Map
Contents
Map#
Identify insertion sites for barcoded sequencing library with mbarq map#
Input/Output Files:#
Required Inputs
FASTQ file generated from sequencing barcoded mutant library
Genome FASTA file of the bacteria used to generate the library
Transposon construct structure add diagram.
Suggested inputs
Annotation file in GFF3 format (this will allow mapping insertion sites to genomic features).
Filtering parameter (
-l, in our hands, filtering barcodes supported by less than 100 reads produced reliable library annotations. This of course is dependent on the depth of the sequencing, and should be tested for each use case).Report the closest gene (
-c). If agfffile is provided, by default,mbarqwill only report features overlapping the insertion site. In addition,mbarqcan report the location and distance of the closest downstream feature for barcodes that do not directly overlap any features.
Output files
library.annotated.csv: final library map with annotationslibrary.map.csv: final library map without annotationslibrary_mapping.log: log filelibrary.blastn: blast output for each barcodelibrary.fasta: fasta files of barcodes and host sequenceslibrary.output.bed: bedtools intersection of gff and barcode locations
Example Usage#
mbarq map -f <library_R1.fastq.gz> -g <host.fasta> -a <host.gff> -l 100 \
-n LibraryName -tn B17N13GTGTATAAGAGACAG
All Options#
Usage: mbarq map <options>
Options:
-f, --forward FILE input file for reads in forward orientation;
FASTQ formatted; gz is ok. [required]
-g, --genome FILE reference genome in FASTA format [required]
-a, --gff FILE annotation file in GFF format
-n, --name STR unique library name, by default will try to use
FASTQ filename
-tn, --transposon STR transposon construct structure, consisting of the following:
1. barcode length, written as B[# of nt], eg. B17
2. conserved sequence motif, usually part of transposons inverted repeat (IR), eg. GTGTATAAGAGACAG
3. if there are extra nucleotides between the barcode and
conserved sequence motif, indicate with N[# of nt], eg. N13
The default represents the following construct:
----------------------------------------------------------------------------
Read ||AGTACTTTACTACTACT||TACCTGACCGTAA||GTGTATAAGAGACAG||TTACCTGACCGAC
----------||-----------------||-------------||---------------||-------------
Components|| barcode || spacer || conserved || host
|| || || motif (IR) ||
----------||-----------------||-------------||---------------||-------------
Encoding || B17 || N13 ||GTGTATAAGAGACAG||
----------------------------------------------------------------------------
Note: relative position of barcode and conserved sequence motif matters,
i.e. if conserved sequence motif comes before the barcode,
it should be written as GTGTATAAGAGACAGN13B17.
[B17N13GTGTATAAGAGACAG]
-o, --out_dir DIR output directory [.]
-l, --filter_low_counts INT filter out barcodes supported by [INT] or less
reads [0]
-ft, --feat_type STR feature type in the GFF file to be used for
annotation, e.g. gene, exon, CDS [gene]
--attributes STR[,STR] Feature attributes to extract from GFF file
[ID,Name,locus_tag]
--closest_gene for barcodes not directly overlapping a
feature, report the closest feature [False]
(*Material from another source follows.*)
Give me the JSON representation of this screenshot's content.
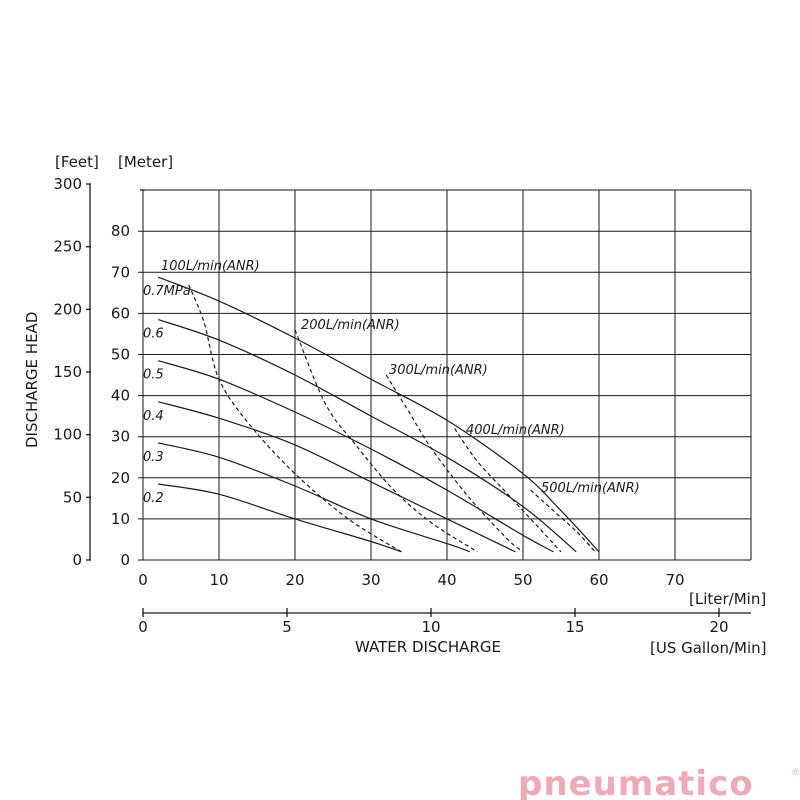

-h, --help Show this message and exit.
Re-annotate mapping file#
Library map file library.map.csv can be re-annotated (for example, if you would like to use different feature types or attributes) without re-mapping using mbarq annotate-mapped.
Required Inputs
Unannotated barcode file produced by
mbarq mapAn annotation file in gff format
Example Usage#
mbarq annotate-mapped -i <library.map.csv> -a <host.gff> -ft gene --attributes ID,Name,locus_tag
All Options#
Usage: mbarq annotate-mapped <options>
Options:
-i, --barcode_file FILE unannotated barcode file produced by "map"
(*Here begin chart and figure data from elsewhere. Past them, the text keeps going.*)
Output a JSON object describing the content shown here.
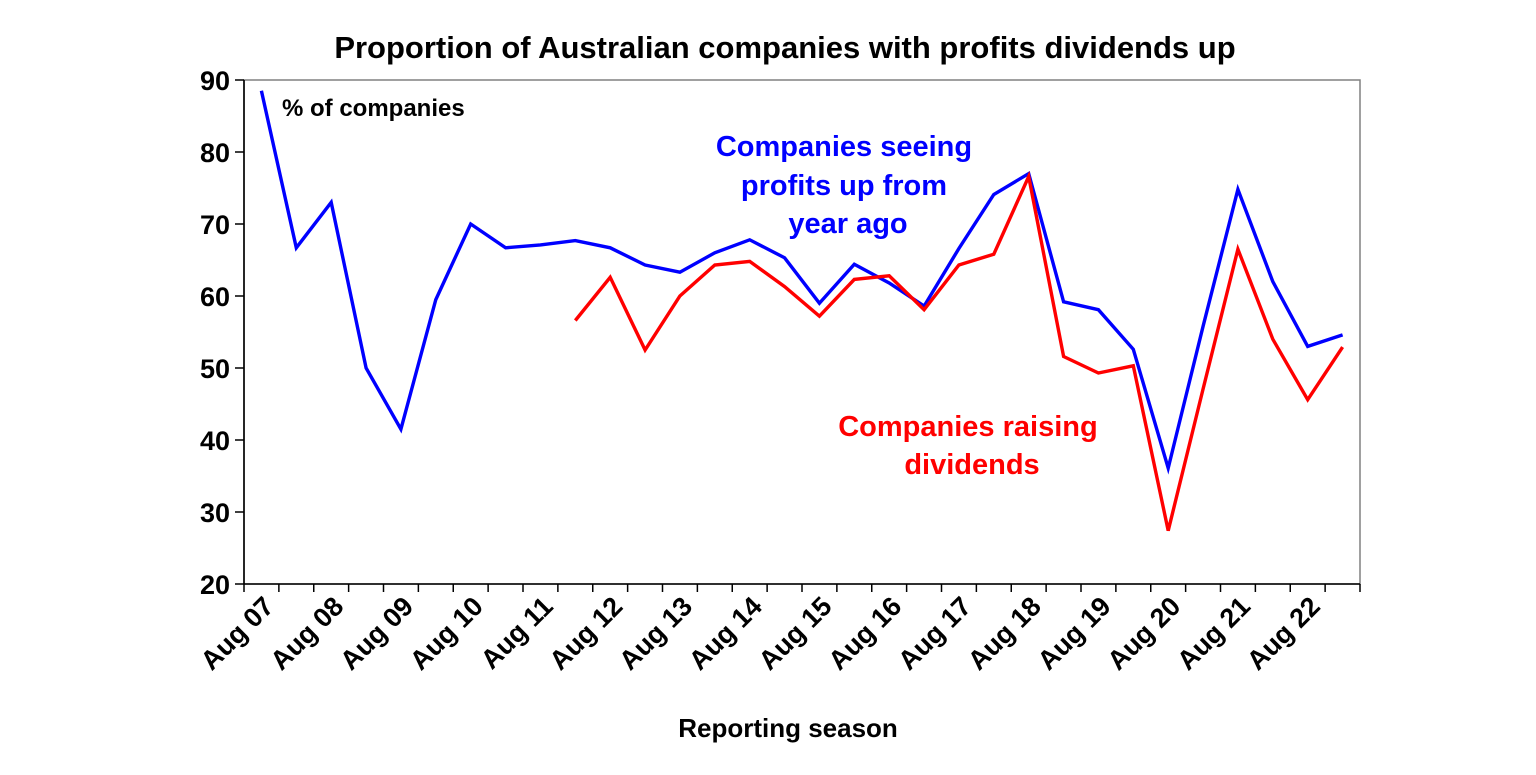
{
  "chart_data": {
    "type": "line",
    "title": "Proportion of Australian companies with profits dividends up",
    "xlabel": "Reporting season",
    "ylabel": "% of companies",
    "ylim": [
      20,
      90
    ],
    "yticks": [
      20,
      30,
      40,
      50,
      60,
      70,
      80,
      90
    ],
    "x": [
      "Aug 07",
      "Feb 08",
      "Aug 08",
      "Feb 09",
      "Aug 09",
      "Feb 10",
      "Aug 10",
      "Feb 11",
      "Aug 11",
      "Feb 12",
      "Aug 12",
      "Feb 13",
      "Aug 13",
      "Feb 14",
      "Aug 14",
      "Feb 15",
      "Aug 15",
      "Feb 16",
      "Aug 16",
      "Feb 17",
      "Aug 17",
      "Feb 18",
      "Aug 18",
      "Feb 19",
      "Aug 19",
      "Feb 20",
      "Aug 20",
      "Feb 21",
      "Aug 21",
      "Feb 22",
      "Aug 22",
      "Feb 23"
    ],
    "xtick_labels": [
      "Aug 07",
      "Aug 08",
      "Aug 09",
      "Aug 10",
      "Aug 11",
      "Aug 12",
      "Aug 13",
      "Aug 14",
      "Aug 15",
      "Aug 16",
      "Aug 17",
      "Aug 18",
      "Aug 19",
      "Aug 20",
      "Aug 21",
      "Aug 22"
    ],
    "grid": false,
    "legend": "none",
    "annotations": {
      "profits": [
        "Companies seeing",
        "profits up from",
        "year ago"
      ],
      "dividends": [
        "Companies raising",
        "dividends"
      ]
    },
    "series": [
      {
        "color": "#0000ff",
        "values": [
          88.5,
          66.7,
          73.0,
          50.0,
          41.5,
          59.5,
          70.0,
          66.7,
          67.1,
          67.7,
          66.7,
          64.3,
          63.3,
          66.0,
          67.8,
          65.3,
          59.0,
          64.4,
          61.8,
          58.6,
          66.6,
          74.1,
          77.0,
          59.2,
          58.1,
          52.6,
          36.1,
          55.8,
          74.8,
          62.0,
          53.0,
          54.6
        ]
      },
      {
        "color": "#ff0000",
        "values": [
          null,
          null,
          null,
          null,
          null,
          null,
          null,
          null,
          null,
          56.6,
          62.6,
          52.5,
          60.0,
          64.3,
          64.8,
          61.3,
          57.2,
          62.3,
          62.8,
          58.1,
          64.3,
          65.8,
          76.6,
          51.6,
          49.3,
          50.3,
          27.4,
          47.1,
          66.5,
          54.0,
          45.6,
          52.9
        ]
      }
    ]
  }
}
-a, --gff FILE annotation file in gff format
-n, --name STR unique library name, by default will try to use
FASTQ filename
-o, --out_dir DIR output directory [.]
-ft, --feat_type STR feature type in the gff file to be used for
annotation, e.g. gene, exon, CDS [gene]
--attributes STR[,STR] Feature attributes to extract from annotation file
[ID,Name,locus_tag]
--closest_gene for barcodes not directly overlapping a feature,
report the closest feature [False]
-h, --help Show this message and exit.